車いすバスケットボール

私が卒業した大学のゼミに、手動車いすユーザーの先輩がいました。

普段は恥ずかしがり屋で、いつもニコニコ、

話すときもゆっくり噛み砕いて喋るような性格の先輩でした。

 

地方の大学だったこともあり、先輩の移動は主に車。

車いすから運転席に移乗して、車いすを折りたたみ、

運転席のシートを後ろに倒して自分の膝の上をコロンと転がして後部座席に車いすを積み込みます。

 

運転席を戻してハンドルにつけたノブを握り、アクセルとブレーキの代わりになるレバーを引いて、発進します。

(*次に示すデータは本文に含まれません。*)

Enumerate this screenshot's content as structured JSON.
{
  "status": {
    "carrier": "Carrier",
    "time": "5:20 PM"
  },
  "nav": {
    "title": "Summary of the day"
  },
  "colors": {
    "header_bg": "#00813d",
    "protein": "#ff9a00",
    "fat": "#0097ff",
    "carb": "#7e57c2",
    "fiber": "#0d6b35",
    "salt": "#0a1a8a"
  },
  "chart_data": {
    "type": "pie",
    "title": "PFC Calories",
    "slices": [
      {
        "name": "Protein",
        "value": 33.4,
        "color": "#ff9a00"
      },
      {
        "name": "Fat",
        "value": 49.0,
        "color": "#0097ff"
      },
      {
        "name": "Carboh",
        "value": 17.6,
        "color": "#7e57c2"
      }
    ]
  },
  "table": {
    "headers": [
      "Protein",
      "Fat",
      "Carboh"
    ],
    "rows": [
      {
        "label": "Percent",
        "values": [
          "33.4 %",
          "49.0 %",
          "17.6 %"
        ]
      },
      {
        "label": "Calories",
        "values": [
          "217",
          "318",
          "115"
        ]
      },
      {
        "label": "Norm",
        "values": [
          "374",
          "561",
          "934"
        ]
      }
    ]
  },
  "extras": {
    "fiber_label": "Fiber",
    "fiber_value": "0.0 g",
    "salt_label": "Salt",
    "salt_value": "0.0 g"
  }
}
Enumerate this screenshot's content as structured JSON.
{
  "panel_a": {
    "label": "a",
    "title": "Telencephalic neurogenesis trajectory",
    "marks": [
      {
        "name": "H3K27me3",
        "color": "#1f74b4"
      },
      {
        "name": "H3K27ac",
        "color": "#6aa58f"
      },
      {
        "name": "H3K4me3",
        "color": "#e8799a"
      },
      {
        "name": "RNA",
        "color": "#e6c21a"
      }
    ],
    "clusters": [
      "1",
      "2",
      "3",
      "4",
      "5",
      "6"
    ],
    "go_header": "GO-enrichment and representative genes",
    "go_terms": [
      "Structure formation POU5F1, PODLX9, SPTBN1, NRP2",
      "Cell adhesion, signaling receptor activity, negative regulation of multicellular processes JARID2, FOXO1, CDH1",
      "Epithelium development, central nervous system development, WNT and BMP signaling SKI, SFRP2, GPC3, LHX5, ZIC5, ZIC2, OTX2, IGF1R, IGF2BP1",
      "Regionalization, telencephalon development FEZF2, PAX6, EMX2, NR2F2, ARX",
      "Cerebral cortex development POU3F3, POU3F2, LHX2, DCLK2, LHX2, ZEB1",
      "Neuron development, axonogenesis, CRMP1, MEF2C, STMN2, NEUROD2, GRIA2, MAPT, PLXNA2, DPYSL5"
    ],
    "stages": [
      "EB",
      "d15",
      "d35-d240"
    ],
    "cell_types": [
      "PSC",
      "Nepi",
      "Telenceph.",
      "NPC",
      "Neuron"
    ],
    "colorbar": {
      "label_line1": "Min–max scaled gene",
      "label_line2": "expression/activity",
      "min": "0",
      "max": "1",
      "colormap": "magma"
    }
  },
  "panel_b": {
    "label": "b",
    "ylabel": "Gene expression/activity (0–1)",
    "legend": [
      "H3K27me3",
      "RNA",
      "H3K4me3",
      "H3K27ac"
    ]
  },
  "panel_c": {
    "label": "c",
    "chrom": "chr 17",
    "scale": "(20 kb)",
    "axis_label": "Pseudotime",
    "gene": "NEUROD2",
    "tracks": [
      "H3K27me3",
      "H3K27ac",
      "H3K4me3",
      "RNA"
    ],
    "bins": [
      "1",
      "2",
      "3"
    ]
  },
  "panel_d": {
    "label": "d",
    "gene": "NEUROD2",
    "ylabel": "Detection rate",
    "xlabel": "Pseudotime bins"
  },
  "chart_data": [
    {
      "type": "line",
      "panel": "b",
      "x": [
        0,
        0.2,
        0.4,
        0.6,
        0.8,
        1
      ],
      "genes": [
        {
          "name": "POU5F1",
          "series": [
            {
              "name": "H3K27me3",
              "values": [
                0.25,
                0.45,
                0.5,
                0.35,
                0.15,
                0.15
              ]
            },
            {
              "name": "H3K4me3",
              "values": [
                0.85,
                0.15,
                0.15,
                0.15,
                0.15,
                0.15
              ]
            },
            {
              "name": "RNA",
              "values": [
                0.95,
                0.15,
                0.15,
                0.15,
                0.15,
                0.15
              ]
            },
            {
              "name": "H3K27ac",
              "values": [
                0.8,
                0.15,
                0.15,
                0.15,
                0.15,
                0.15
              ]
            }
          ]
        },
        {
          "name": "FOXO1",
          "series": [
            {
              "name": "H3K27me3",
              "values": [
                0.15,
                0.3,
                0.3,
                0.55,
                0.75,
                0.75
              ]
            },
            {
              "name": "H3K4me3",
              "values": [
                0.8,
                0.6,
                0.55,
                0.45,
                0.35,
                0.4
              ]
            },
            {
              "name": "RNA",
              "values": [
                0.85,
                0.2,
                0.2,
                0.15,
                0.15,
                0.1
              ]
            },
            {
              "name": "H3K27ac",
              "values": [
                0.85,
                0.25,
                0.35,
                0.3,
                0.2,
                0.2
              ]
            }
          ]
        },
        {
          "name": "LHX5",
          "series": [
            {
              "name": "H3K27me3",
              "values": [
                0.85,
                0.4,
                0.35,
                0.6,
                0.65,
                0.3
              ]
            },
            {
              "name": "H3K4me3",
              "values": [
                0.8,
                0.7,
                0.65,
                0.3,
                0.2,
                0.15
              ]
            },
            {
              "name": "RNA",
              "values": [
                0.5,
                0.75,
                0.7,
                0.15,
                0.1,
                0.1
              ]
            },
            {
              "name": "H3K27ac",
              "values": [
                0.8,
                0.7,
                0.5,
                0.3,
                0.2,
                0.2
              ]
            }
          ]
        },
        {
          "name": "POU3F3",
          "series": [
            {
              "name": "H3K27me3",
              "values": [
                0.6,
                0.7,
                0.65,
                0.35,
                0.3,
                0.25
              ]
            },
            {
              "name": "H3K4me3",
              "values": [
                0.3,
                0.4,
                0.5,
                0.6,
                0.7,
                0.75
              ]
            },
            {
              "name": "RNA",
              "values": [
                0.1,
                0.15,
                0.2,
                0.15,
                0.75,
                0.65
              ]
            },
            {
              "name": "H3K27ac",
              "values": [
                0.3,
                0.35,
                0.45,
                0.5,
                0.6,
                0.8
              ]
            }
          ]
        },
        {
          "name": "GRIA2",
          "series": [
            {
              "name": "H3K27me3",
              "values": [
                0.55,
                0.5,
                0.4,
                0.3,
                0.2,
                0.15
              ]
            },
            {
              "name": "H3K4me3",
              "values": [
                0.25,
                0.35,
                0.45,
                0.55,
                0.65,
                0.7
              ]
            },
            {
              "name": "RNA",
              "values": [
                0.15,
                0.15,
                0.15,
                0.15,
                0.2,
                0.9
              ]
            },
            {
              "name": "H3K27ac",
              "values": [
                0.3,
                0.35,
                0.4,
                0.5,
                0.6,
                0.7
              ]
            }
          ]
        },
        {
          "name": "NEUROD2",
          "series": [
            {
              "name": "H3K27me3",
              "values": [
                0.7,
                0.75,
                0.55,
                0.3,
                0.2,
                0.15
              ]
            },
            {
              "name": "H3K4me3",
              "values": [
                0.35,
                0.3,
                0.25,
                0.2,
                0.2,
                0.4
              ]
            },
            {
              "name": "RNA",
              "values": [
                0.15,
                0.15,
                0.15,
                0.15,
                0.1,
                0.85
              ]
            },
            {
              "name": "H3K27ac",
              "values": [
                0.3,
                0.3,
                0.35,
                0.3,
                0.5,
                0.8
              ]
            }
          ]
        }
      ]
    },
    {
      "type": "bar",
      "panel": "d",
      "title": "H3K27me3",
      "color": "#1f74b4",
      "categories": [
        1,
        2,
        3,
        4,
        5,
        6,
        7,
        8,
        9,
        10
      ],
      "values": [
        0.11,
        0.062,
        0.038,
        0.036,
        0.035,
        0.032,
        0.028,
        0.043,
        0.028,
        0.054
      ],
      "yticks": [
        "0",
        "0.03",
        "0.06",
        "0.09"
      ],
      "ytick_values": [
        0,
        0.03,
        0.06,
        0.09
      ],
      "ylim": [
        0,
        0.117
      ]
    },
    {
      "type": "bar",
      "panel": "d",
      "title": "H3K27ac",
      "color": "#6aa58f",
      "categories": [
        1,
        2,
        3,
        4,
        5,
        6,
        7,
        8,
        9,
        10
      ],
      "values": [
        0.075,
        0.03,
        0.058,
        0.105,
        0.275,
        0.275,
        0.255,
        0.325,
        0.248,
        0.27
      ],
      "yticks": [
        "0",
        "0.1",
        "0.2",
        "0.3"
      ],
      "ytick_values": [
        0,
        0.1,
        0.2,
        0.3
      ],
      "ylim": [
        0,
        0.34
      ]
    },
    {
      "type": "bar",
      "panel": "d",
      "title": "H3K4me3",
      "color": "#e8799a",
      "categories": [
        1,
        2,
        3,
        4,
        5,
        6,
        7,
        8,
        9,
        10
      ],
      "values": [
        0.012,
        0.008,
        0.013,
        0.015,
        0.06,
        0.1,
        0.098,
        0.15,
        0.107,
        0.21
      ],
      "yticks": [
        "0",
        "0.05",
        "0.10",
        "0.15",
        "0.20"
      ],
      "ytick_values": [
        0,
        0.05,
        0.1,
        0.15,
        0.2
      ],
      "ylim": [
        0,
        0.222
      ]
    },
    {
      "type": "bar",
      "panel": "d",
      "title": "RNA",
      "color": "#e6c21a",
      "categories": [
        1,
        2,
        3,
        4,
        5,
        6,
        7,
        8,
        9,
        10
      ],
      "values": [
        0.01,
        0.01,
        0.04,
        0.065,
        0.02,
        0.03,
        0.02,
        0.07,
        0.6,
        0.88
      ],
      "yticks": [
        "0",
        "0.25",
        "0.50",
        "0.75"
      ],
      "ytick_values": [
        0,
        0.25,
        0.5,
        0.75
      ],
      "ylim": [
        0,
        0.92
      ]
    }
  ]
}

穏やかな性格だから、運転も穏やかなのかと思いきや、ハンドルをキビキビ操作し、アクセルも全開。

毎回、人が変わったーっ!!と叫びたくなるほど。

ゼミ生のみんなでご飯を食べに行ったり、ドライブしたり、

いつも同じメンバーで、先輩の運転する車で出かけていました。

 

そんな先輩が連れてってくれたのが、障害者スポーツセンター。

中学時代にバスケ部だったよと伝えたら、バスケできる?

と嬉しそうな顔をしたのが今でも印象的です。

 

いつもの4人でスポーツセンターの体育館に行くと、

先輩が自分のバスケットボール用の車いすを見せてくれました。

普段使っている車いすは、前から見ると後ろの大きな車輪が地面に対して

垂直より少しだけ「ハ」の字になっているのに対し、

バスケ用の車いすはかなり「ハ」の字に近い角度。

より転倒しにくい作りになっているのだそうです。

 

ルールもほぼ同じで、1回ドリブルしたら膝にボールを置いて2回車いすを漕いで良くて、

3回漕ぐとトラベリングで、相手チームのボールになります。

実際にやってみると、ドリブルはできるけれど、パスやシュートが難しい。

腕の力だけでボールを投げるのはかなり大変。

普段、人がどれほど無意識下で体全体に力を分散させて使っているかを実感することができました。

 

後日、先輩の所属するチームが練習試合をすると言うので見に行ったら、

障害者のイメージを大きく覆す光景を目の当たりにすることになりました。

健常者がプレイするバスケットボールと同じように、

車いすで鮮やかなターンを決めてディフェンスをかわしてシュートを決めたり、

シュートを外したボールを車いすごとジャンプしてキャッチしたり。

 

車いす同士が激しくぶつかり合い、選手が乗った車いすが後ろに倒れて車いすから落ちてしまっても、

腕の力で体を車いすに引き上げてすぐにプレイに戻っていきました。

圧倒的な迫力がコート中を駆け巡っていて、別のスポーツを見ているようでした。

 

試合の後、先輩に混じってチームメイトの方々の話を聞くと、

年齢層は30代、40代がメインだそうで、当時20代前半だった先輩は、

チームにとっては久々に加入した期待の若手。

ほとんどが交通事故などが原因で車いす生活になったそうで、

人生が終わってしまったと思った人も少なくないと言っておられましたが、

車いすバスケットと出会ったことで、仲間ができ、生きる張り合いができ、

筋力と体力が鍛えられたおかげで、車いすになっても日常生活にほとんど不便がなくなったとのこと。

 

チームの皆さんが口を揃えて言っていたのは、

もっと早く車いすバスケットに出会っていたらな、ということでした。

今は障害を乗り越え、前向きにスポーツを楽しむ方々ですが、

それぞれに、気持ちが塞いでいた期間が長かったのだそうです。

 

先輩やチームメイトの方々は、独自のネットワークを駆使して、

車いすユーザーがいないか情報収集をしています。

車いす初心者を見つけたら、少しずつ距離を詰めて知り合いになっていき、

気持ちが少し前向きになっているかな?というタイミングを見計らって、

車いすバスケットを見に来るように誘うのだそうです。

 

彼らの目的は、車いすでもこんなことができる!!と自信を持ってもらうこと。

少しずつ簡単なワザを覚え、明るい笑顔を見せ始めるのがたまらなく嬉しいそうです。

車いす初心者と出会えても、なかなかチームメイトにまではなってもらえないそうですが、

それでも彼らの活動は今でも続いているそうです。

 

車いすユーザーでなくても楽しめる車いすバスケットやスポーツ。

7年後の東京オリンピック・パラリンピックで、その迫力を間近でぜひ体感してください。